Gordan Gee talking with members of the DA staff on Aug. 24, 2021.

The staff of the Daily Athenaeum sat down with WVU President E. Gordon Gee on Tuesday for an interview. Answers have been edited for clarity and length.

DA: On Monday, the FDA fully approved the Pfizer COVID-19 vaccine and you chose not to mandate the vaccine. Why was that? And what went into that decision?

Gee: Well, because of the fact that our numbers look really good. And you know, I would just say this, individually. I'm not speaking on behalf of the University, I'm not sure if the mandate really worked. I think that the community and human choice is more important. What we do do, though — and the reason I say there our numbers are reflecting that -- is the fact that our vaccination numbers are going way up...And I think that with the variant that is going on, that people need to really take advantage of that. The second thing is that with the populations we're dealing with, we know that there are a certain number of breakthroughs. But if you have been vaccinated, the breakthroughs are minimal. You may have a little bit of a cough or something, but not much. And so we think that that's an important piece of data. And then wearing masking in class, we think is another important piece. But I think that a good community response is not mandating something, but rather encouraging and incentivizing people to do what they're doing. Again, remember what I said, it's a dance. So let's say that we have a huge spike of some kind of this variant, then we may move to a different model. But right now, our numbers are very reflective of the policies that we have.

DA: And when you say different model, do you mean some sort of vaccine requirement?

Gee: Yeah, I mean, I mean, that's always a possibility. But I hope that we don't ever come to the point at which we are having to mandate anything other than common sense. I always believe in mandating common sense.

DA: Why was there a decision made to require masks in specifically classrooms and labs and not other indoor areas?

Gee: Well, because we've taken a look again — at the data — and I think that what we really have discovered is the fact that masking in class provides a level of protection and comfort. But again, if we mandated it for every area, then number one, it's a mandate. But number two, there's not a lot of data that shows that that is going to be as helpful as being [wearing masks when in close quarters for an extended period of time]. And you know, very honestly, your age group, our dean of public health will tell you that, probably 60 or 70% of you have the virus. You've had it, you just don't know you've had it. So you're actually immune. And so there is a level of immunity that none of us really understand. But you do have that.

DA: Do you have any message for those people that still have not either verified their vaccine or submitted a negative COVID test?

Gee: Well, first of all, my message to everyone is get the damn shot. I mean, it's pretty simple to me. I mean, I cannot understand why anyone would not get this vaccine. It's built on a great platform. The success is verified. And, I'm an example of that. I've had Pfizer and it gives you both comfort but also, I'm around a lot of people a lot of the time and during the really mask wearing era, I wear a mask. But you know, I think the people who believe that you know that they're going to grow to two heads or something, they just need to understand that it's not only about them. It's about everyone with whom they come in contact, and it's about the future of their own families. I think that we need to say, look either you need to submit to the tests or you take the vaccine, if not, you're going to have to follow certain protocols. That's different than mandating. That's following certain protocols. And so the way that I just think we need to be pretty, pretty strict about that.

DA: The University often prides itself in diversity, international outreach. But recent numbers show that WVU has seen a decline since 2018 in the international student numbers. I was wondering what this trend means for the university, and what efforts are being made to maybe increase those numbers?

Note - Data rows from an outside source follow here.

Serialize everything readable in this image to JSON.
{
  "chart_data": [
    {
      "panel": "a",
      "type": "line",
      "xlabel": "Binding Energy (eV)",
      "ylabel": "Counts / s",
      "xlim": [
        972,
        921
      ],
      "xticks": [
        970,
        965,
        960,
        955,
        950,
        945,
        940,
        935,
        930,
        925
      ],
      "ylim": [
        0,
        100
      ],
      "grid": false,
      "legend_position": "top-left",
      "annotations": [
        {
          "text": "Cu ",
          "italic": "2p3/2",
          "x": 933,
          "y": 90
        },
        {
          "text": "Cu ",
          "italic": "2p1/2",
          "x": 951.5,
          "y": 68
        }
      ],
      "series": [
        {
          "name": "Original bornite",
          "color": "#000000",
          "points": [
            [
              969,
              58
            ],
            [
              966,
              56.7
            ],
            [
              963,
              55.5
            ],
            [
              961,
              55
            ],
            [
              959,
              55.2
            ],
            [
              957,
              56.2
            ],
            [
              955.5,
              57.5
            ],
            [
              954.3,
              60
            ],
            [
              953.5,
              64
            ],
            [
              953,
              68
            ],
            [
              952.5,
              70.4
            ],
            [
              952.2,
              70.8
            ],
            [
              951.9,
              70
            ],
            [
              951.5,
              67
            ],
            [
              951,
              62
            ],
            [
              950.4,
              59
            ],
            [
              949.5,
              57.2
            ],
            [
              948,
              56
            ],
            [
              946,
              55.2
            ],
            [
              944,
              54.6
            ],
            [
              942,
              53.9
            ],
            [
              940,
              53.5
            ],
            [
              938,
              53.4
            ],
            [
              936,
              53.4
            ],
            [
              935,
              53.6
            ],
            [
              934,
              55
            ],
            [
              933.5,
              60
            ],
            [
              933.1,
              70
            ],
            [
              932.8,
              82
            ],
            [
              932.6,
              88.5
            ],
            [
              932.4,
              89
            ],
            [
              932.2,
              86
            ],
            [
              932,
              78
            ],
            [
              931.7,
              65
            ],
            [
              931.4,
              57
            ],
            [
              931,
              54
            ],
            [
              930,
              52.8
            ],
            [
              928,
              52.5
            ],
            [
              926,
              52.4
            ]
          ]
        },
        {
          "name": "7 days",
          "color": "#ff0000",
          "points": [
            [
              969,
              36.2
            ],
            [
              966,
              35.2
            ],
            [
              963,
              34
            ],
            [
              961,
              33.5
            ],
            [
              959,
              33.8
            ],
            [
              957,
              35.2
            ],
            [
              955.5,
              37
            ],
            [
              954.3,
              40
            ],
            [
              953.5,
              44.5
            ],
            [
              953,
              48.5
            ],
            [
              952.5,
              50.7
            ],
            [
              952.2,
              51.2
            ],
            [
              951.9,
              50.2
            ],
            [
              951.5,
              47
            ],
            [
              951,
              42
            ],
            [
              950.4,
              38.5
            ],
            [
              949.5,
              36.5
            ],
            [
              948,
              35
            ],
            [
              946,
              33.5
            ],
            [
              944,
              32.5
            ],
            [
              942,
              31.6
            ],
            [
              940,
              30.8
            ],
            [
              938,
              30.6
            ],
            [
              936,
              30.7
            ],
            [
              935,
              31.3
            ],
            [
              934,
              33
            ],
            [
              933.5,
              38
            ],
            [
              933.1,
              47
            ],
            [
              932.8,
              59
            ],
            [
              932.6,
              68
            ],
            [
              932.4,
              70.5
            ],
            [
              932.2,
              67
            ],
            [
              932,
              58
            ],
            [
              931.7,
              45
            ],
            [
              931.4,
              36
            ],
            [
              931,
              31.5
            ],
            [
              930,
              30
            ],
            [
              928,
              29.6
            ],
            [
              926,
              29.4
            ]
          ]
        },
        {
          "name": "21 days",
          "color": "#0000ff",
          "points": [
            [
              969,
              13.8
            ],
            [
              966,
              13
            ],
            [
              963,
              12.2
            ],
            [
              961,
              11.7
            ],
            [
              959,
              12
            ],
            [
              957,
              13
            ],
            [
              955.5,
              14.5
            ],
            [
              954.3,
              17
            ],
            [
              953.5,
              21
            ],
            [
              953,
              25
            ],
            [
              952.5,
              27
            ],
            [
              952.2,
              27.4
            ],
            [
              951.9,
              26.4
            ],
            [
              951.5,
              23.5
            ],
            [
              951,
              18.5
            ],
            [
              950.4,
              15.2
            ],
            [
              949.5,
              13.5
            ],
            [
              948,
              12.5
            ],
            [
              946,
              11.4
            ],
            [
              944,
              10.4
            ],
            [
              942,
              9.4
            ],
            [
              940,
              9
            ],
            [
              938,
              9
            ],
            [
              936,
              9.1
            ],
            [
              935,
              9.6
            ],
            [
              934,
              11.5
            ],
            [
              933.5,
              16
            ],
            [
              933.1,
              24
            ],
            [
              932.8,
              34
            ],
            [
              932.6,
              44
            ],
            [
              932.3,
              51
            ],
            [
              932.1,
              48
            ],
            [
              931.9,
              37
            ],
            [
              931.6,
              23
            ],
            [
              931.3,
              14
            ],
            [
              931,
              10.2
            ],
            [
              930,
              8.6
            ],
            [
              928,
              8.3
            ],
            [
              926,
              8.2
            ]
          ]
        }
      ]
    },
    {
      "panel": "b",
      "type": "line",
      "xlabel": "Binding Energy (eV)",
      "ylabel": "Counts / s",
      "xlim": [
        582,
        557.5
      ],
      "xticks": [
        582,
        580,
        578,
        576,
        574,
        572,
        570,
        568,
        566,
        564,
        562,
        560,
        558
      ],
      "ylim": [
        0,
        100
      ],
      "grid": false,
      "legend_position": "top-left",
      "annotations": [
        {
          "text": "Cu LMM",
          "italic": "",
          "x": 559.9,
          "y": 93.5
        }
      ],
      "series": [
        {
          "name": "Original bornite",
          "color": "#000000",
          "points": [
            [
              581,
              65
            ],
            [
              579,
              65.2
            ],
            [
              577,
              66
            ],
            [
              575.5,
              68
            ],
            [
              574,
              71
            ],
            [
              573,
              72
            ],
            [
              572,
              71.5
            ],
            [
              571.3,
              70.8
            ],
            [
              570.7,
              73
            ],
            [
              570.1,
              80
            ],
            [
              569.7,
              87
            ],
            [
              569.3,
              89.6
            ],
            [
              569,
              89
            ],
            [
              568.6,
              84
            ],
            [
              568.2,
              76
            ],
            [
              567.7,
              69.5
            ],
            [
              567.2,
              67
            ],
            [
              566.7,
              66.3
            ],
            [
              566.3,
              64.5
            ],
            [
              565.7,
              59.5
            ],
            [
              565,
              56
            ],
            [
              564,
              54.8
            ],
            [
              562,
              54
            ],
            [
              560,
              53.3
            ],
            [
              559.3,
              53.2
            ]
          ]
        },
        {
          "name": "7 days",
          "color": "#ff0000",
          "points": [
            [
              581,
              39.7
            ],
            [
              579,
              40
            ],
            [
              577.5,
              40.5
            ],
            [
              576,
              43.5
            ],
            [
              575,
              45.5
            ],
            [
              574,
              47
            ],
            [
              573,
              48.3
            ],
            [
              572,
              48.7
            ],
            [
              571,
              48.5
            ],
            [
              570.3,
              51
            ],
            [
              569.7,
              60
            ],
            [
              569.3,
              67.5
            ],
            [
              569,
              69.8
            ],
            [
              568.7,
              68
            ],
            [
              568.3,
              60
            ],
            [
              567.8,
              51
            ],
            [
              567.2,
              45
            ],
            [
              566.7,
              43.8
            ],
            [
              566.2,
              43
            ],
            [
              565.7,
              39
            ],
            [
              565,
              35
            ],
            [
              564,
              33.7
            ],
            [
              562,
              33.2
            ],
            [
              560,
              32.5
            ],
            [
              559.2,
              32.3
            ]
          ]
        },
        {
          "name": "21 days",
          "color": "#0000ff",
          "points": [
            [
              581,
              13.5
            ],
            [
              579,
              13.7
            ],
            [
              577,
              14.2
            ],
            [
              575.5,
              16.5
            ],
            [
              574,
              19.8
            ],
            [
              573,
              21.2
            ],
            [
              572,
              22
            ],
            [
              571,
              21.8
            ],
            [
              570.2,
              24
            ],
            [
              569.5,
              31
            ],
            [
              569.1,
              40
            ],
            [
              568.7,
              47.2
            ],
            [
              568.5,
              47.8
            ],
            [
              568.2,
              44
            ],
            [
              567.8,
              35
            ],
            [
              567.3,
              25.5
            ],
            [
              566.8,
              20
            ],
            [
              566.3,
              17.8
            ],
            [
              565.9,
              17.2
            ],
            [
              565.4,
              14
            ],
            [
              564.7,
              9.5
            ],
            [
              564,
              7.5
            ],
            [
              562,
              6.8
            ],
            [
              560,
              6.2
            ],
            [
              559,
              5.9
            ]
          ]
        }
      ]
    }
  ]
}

Gee: I mean this has been a decline in all. Our students numbers have not been as, as dramatic as some of the national numbers, saying that, the international component of our university is very important. We've been particularly very, very well received and very aggressive in the Middle East, for example. And because of our petroleum engineering program, because we are affiliated with the Royal University for women in Bahrain, and a variety of other other things. Obviously, China has been a very important part of where we are, but as you know, we've had these international flare ups, with our own government, with some of the other countries plus, we've had the virus, which basically stopped people from traveling for the last 18 months or so. Our intent is to grow our numbers again. And we're going to do it through affiliations, through recruiting, and then through developing strategies so that students can come and spend some time here, and then be affiliated with their own institution.